Future Study of Dense Superconducting Hydrides at High Pressure

TL;DR

This paper reviews the progress and challenges in understanding high-temperature superconductivity in dense hydrides under high pressure, highlighting theoretical predictions and experimental findings that aim to achieve ambient condition superconductivity.

Contribution

It provides a comprehensive perspective on the current state of hydride superconductivity research, emphasizing the need to resolve controversies between theory and experiment.

Findings

High Tc in hydrides aligns with theoretical predictions.

Discrepancies exist between predicted and observed properties.

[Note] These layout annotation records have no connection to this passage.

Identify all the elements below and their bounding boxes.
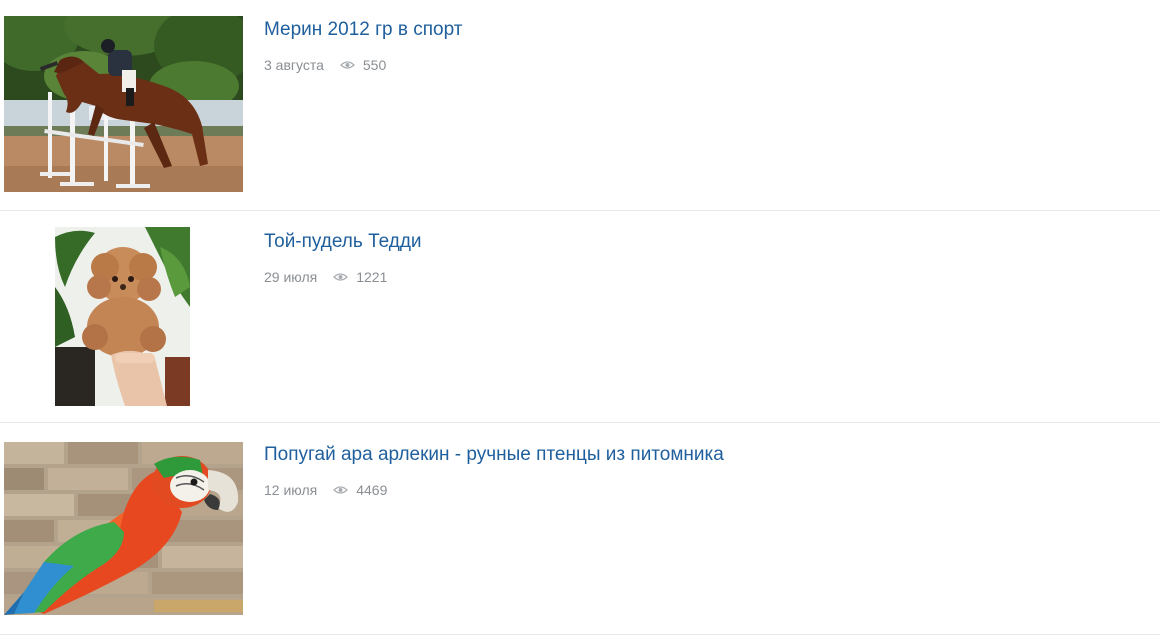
item-meta: 12 июля 4469: [264, 481, 387, 499]
item-views: 1221: [333, 268, 387, 286]
item-meta: 3 августа 550: [264, 56, 386, 74]
eye-icon: [333, 485, 349, 495]
list-item: Попугай ара арлекин - ручные птенцы из п…: [0, 423, 1160, 635]
item-date: 29 июля: [264, 269, 318, 285]
item-title-link[interactable]: Мерин 2012 гр в спорт: [264, 18, 462, 42]
item-meta: 29 июля 1221: [264, 268, 387, 286]
views-count: 1221: [356, 269, 388, 285]
views-count: 550: [362, 57, 387, 73]
macaw-photo: [4, 442, 243, 615]
views-count: 4469: [356, 482, 388, 498]
item-date: 3 августа: [264, 57, 324, 73]
item-thumbnail-poodle[interactable]: [55, 227, 190, 406]
list-item: Мерин 2012 гр в спорт 3 августа 550: [0, 0, 1160, 211]
item-views: 4469: [333, 481, 387, 499]
eye-icon: [333, 272, 349, 282]
poodle-photo: [55, 227, 190, 406]
horse-photo: [4, 16, 243, 192]
item-thumbnail-horse[interactable]: [4, 16, 243, 192]
item-date: 12 июля: [264, 482, 318, 498]
list-item: Той-пудель Тедди 29 июля 1221: [0, 211, 1160, 423]
item-title-link[interactable]: Той-пудель Тедди: [264, 230, 422, 254]
eye-icon: [340, 60, 355, 70]
item-thumbnail-macaw[interactable]: [4, 442, 243, 615]
ads-listing: Мерин 2012 гр в спорт 3 августа 550 Той-…: [0, 0, 1160, 641]
item-title-link[interactable]: Попугай ара арлекин - ручные птенцы из п…: [264, 443, 724, 467]
item-views: 550: [340, 56, 386, 74]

Further experiments are needed to clarify the mechanisms.

Abstract

The discovery of a record high superconducting transition temperature (Tc) of 288 K in a pressurized hydride inspires new hope to realize ambient condition superconductivity. Here, we give a perspective on the theoretical and experimental studies of hydride superconductivity. Predictions based on the BCS-Eliashberg-Midgal theory with the aid of density functional theory have been playing a leading role in the research and guiding the experimental realizations. To date, about twenty hydrides experiments have been reported to exhibit high-Tc superconductivity and their Tc agree well with the predicted values. However, there are still some controversies existing between the predictions and experiments, such as no significant transition temperature broadening observed in the magnetic field, the experimental electron-phonon coupling beyond the Eliashberg-Midgal limit, and the energy dependence of density of states around the Fermi level. To investigate these controversies and the origin of the highest Tc in hydrides, key experiments are required to determine the structure, bonding, and vibrational properties associated with H atoms in these hydrides.